The data cutoff for the first co-primary end point analysis was February 28, 2021. The median observation time was 27.9 months.
The study’s co-primary end point of undetectable MRD in peripheral blood at month 15 was met: the rate of undetectable MRD in the intent-to-treat population was significantly higher with venetoclax plus obinutuzumab (86.5%) than with chemoimmunotherapy (52.0%; P <.0001). The triplet of venetoclax, obinutuzumab, plus ibrutinib also showed a superior undetectable MRD rate of 92.2% compared with chemoimmunotherapy (P <.0001), whereas the rate for venetoclax plus rituximab was 57%.

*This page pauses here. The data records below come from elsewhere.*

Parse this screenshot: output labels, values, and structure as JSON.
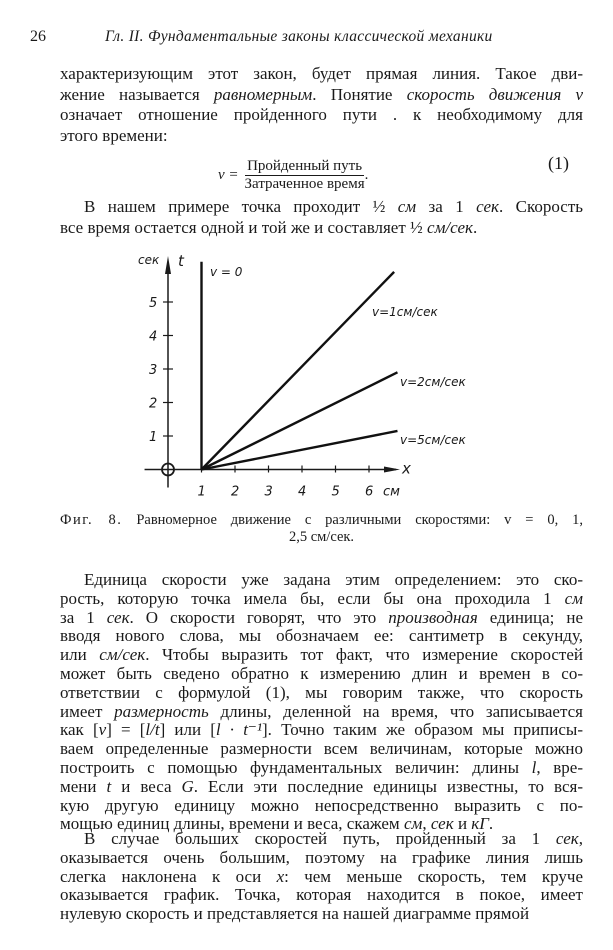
{
  "header": {
    "page_number": "26",
    "running_title": "Гл. II. Фундаментальные законы классической механики"
  },
  "paragraph_1": [
    [
      {
        "t": "характеризующим этот закон, будет прямая линия. Такое дви-"
      }
    ],
    [
      {
        "t": "жение называется "
      },
      {
        "t": "равномерным",
        "i": true
      },
      {
        "t": ". Понятие "
      },
      {
        "t": "скорость движения v",
        "i": true
      }
    ],
    [
      {
        "t": "означает отношение пройденного пути . к необходимому для"
      }
    ],
    [
      {
        "t": "этого времени:"
      }
    ]
  ],
  "formula": {
    "lhs": "v =",
    "numerator": "Пройденный путь",
    "denominator": "Затраченное время",
    "trailing": ".",
    "number": "(1)"
  },
  "paragraph_2": [
    [
      {
        "t": "В нашем примере точка проходит "
      },
      {
        "t": "½ "
      },
      {
        "t": "см",
        "i": true
      },
      {
        "t": " за 1 "
      },
      {
        "t": "сек",
        "i": true
      },
      {
        "t": ". Скорость"
      }
    ],
    [
      {
        "t": "все время остается одной и той же и составляет "
      },
      {
        "t": "½ "
      },
      {
        "t": "см/сек",
        "i": true
      },
      {
        "t": "."
      }
    ]
  ],
  "chart_data": {
    "type": "line",
    "x_axis_label": "x",
    "x_unit_label": "см",
    "y_axis_label": "t",
    "y_unit_label": "сек",
    "x_ticks": [
      "1",
      "2",
      "3",
      "4",
      "5",
      "6"
    ],
    "y_ticks": [
      "1",
      "2",
      "3",
      "4",
      "5"
    ],
    "xlim": [
      0,
      6.8
    ],
    "ylim": [
      0,
      6.3
    ],
    "series": [
      {
        "name": "v = 0",
        "points": [
          [
            1,
            0
          ],
          [
            1,
            6.2
          ]
        ]
      },
      {
        "name": "v=1см/сек",
        "points": [
          [
            1,
            0
          ],
          [
            6.75,
            5.9
          ]
        ]
      },
      {
        "name": "v=2см/сек",
        "points": [
          [
            1,
            0
          ],
          [
            6.85,
            2.9
          ]
        ]
      },
      {
        "name": "v=5см/сек",
        "points": [
          [
            1,
            0
          ],
          [
            6.85,
            1.15
          ]
        ]
      }
    ]
  },
  "caption": {
    "label": "Фиг. 8.",
    "line1": "Равномерное движение с различными скоростями: v = 0, 1,",
    "line2": "2,5 см/сек."
  },
  "paragraph_3": [
    [
      {
        "t": "Единица скорости уже задана этим определением: это ско-"
      }
    ],
    [
      {
        "t": "рость, которую точка имела бы, если бы она проходила 1 "
      },
      {
        "t": "см",
        "i": true
      }
    ],
    [
      {
        "t": "за 1 "
      },
      {
        "t": "сек",
        "i": true
      },
      {
        "t": ". О скорости говорят, что это "
      },
      {
        "t": "производная",
        "i": true
      },
      {
        "t": " единица; не"
      }
    ],
    [
      {
        "t": "вводя нового слова, мы обозначаем ее: сантиметр в секунду,"
      }
    ],
    [
      {
        "t": "или "
      },
      {
        "t": "см/сек",
        "i": true
      },
      {
        "t": ". Чтобы выразить тот факт, что измерение скоростей"
      }
    ],
    [
      {
        "t": "может быть сведено обратно к измерению длин и времен в со-"
      }
    ],
    [
      {
        "t": "ответствии с формулой (1), мы говорим также, что скорость"
      }
    ],
    [
      {
        "t": "имеет "
      },
      {
        "t": "размерность",
        "i": true
      },
      {
        "t": " длины, деленной на время, что записывается"
      }
    ],
    [
      {
        "t": "как ["
      },
      {
        "t": "v",
        "i": true
      },
      {
        "t": "] = ["
      },
      {
        "t": "l/t",
        "i": true
      },
      {
        "t": "] или ["
      },
      {
        "t": "l · t⁻¹",
        "i": true
      },
      {
        "t": "]. Точно таким же образом мы приписы-"
      }
    ],
    [
      {
        "t": "ваем определенные размерности всем величинам, которые можно"
      }
    ],
    [
      {
        "t": "построить с помощью фундаментальных величин: длины "
      },
      {
        "t": "l",
        "i": true
      },
      {
        "t": ", вре-"
      }
    ],
    [
      {
        "t": "мени "
      },
      {
        "t": "t",
        "i": true
      },
      {
        "t": " и веса "
      },
      {
        "t": "G",
        "i": true
      },
      {
        "t": ". Если эти последние единицы известны, то вся-"
      }
    ],
    [
      {
        "t": "кую другую единицу можно непосредственно выразить с по-"
      }
    ],
    [
      {
        "t": "мощью единиц длины, времени и веса, скажем "
      },
      {
        "t": "см",
        "i": true
      },
      {
        "t": ", "
      },
      {
        "t": "сек",
        "i": true
      },
      {
        "t": " и "
      },
      {
        "t": "кГ",
        "i": true
      },
      {
        "t": "."
      }
    ]
  ],
  "paragraph_4": [
    [
      {
        "t": "В случае больших скоростей путь, пройденный за 1 "
      },
      {
        "t": "сек",
        "i": true
      },
      {
        "t": ","
      }
    ],
    [
      {
        "t": "оказывается очень большим, поэтому на графике линия лишь"
      }
    ],
    [
      {
        "t": "слегка наклонена к оси "
      },
      {
        "t": "x",
        "i": true
      },
      {
        "t": ": чем меньше скорость, тем круче"
      }
    ],
    [
      {
        "t": "оказывается график. Точка, которая находится в покое, имеет"
      }
    ],
    [
      {
        "t": "нулевую скорость и представляется на нашей диаграмме прямой"
      }
    ]
  ]
}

Corresponding bone marrow undetectable MRD rates in the intent-to-treat analysis were 37.1%, 43.0%, 72.5%, and 77.9%, respectively. The overall response rates and complete response rates for the 4 regimens at month 15 mirrored the pattern for undetectable MRD rates.
The most common grade 3 to 5 treatment-emergent adverse events were neutropenia (50.5% for all patients), thrombocytopenia (12.2%), tumor lysis syndrome (7.5%), infusion-related reaction (7.2%), febrile neutropenia (6.5%), and pneumonia (5.3%). Atrial fibrillation and bleeding events occurred more frequently in patients who recieved the triplet regimen, whereas infusion-related reactions were most common in the combination of venetoclax plus obinutuzumab.
Reference
- Eichhorst B, Niemann C, Kater AP, et al. A randomized phase III study of venetoclax-based time-limited combination treatments (RVe, GVe, GIVe) vs standard chemoimmunotherapy (CIT: FCR/BR) in frontline chronic lymphocytic leukemia (CLL) of fit patients: first co-primary endpoint analysis of the international intergroup GAIA (CLL13) trial. Blood. 2021;138(suppl 1):Abstract 71.